METHODS: The Diabetes & Women's Health Study (2012-2014) examined the association between GDM and subsequent fatty liver scores among 607 women with and 619 women without GDM in the Danish National Birth Cohort. Nine to 16 years postpartum, a clinical examination was performed, with measurement of alanine aminotransferase (ALT), aspartate aminotransferase (AST), and γ-glutamyl transferase, from which fatty liver scoring indices were calculated to assess liver fat score, fatty liver index, hepatic steatosis index, and liver fat percentage. Relative risks (RR) with 95% confidence intervals (CI) for elevated liver scoring indices by GDM status were assessed adjusting for major risk factors, including prepregnancy body mass index.
RESULTS: Women with prior GDM had higher adjusted ALT and AST levels than women without GDM (by 6.7% [95% CI 1.7-12.0] and 4.8% [95% CI 0.6-9.1], respectively).
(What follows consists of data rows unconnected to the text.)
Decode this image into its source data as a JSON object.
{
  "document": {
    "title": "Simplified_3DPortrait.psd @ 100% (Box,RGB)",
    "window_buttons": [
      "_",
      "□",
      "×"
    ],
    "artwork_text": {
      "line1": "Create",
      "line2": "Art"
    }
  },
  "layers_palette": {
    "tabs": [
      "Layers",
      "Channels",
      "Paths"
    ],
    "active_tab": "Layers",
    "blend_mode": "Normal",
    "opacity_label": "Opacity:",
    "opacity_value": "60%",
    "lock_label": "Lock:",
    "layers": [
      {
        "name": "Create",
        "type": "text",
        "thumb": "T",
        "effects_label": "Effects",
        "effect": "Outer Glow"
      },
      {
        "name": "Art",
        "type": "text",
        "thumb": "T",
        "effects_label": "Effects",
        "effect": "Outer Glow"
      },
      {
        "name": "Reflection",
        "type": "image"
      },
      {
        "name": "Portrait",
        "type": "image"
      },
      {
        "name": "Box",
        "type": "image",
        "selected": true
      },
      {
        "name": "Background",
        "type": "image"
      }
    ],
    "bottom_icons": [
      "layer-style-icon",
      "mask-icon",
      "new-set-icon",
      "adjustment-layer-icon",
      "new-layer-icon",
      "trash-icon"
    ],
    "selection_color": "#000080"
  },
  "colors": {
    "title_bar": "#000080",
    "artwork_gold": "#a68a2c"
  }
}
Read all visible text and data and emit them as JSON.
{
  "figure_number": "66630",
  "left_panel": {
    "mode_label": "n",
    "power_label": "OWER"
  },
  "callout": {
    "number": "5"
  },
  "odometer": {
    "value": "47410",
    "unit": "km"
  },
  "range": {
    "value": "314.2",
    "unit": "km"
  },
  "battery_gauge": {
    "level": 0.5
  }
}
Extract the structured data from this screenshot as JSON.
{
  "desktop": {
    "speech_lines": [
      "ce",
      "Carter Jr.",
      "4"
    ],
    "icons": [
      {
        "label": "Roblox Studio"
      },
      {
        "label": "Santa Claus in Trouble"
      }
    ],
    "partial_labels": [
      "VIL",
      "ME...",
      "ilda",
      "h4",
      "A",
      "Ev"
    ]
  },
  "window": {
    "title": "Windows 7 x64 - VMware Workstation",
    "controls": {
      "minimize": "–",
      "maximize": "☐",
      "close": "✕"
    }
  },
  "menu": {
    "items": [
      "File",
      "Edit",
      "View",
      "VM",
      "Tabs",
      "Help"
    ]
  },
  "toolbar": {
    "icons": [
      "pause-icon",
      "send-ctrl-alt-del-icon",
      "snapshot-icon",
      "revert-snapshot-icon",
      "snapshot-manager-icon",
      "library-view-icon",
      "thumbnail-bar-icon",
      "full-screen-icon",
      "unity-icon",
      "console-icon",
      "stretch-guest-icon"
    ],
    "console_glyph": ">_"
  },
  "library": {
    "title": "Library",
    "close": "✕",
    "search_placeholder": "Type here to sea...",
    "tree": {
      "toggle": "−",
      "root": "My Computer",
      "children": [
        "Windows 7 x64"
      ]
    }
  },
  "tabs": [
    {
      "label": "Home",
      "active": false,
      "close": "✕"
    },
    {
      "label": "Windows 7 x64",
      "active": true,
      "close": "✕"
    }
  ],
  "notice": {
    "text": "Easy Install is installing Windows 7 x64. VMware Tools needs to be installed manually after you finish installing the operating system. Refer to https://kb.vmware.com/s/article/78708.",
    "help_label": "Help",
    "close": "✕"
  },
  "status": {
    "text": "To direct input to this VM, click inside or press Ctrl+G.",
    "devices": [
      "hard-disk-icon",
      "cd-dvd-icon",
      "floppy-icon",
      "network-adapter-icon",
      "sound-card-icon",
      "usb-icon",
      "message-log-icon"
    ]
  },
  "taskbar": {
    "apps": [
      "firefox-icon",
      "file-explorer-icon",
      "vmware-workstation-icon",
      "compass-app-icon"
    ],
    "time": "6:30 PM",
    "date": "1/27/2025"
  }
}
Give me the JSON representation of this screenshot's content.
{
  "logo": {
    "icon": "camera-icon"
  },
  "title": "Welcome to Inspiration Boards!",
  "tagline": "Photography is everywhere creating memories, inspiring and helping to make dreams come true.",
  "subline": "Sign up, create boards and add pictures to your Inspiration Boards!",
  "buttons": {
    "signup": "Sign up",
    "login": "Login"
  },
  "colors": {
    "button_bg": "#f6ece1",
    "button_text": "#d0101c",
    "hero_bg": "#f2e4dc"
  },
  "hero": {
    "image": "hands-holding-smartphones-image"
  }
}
Women with GDM also had adjusted increased risks for elevated liver fat score (RR 2.34; 95% CI 1.68-3.27), fatty liver index (RR 1.59; 95% CI 1.27-1.99), and hepatic steatosis index (RR 1.44; 95% CI 1.21-1.71).
CONCLUSIONS: Women with GDM during pregnancy were at an increased risk for fatty liver 9 to 16 years postpartum. Gestational diabetes mellitus may serve as another risk indicator for the early identification and prevention of liver fat accumulation.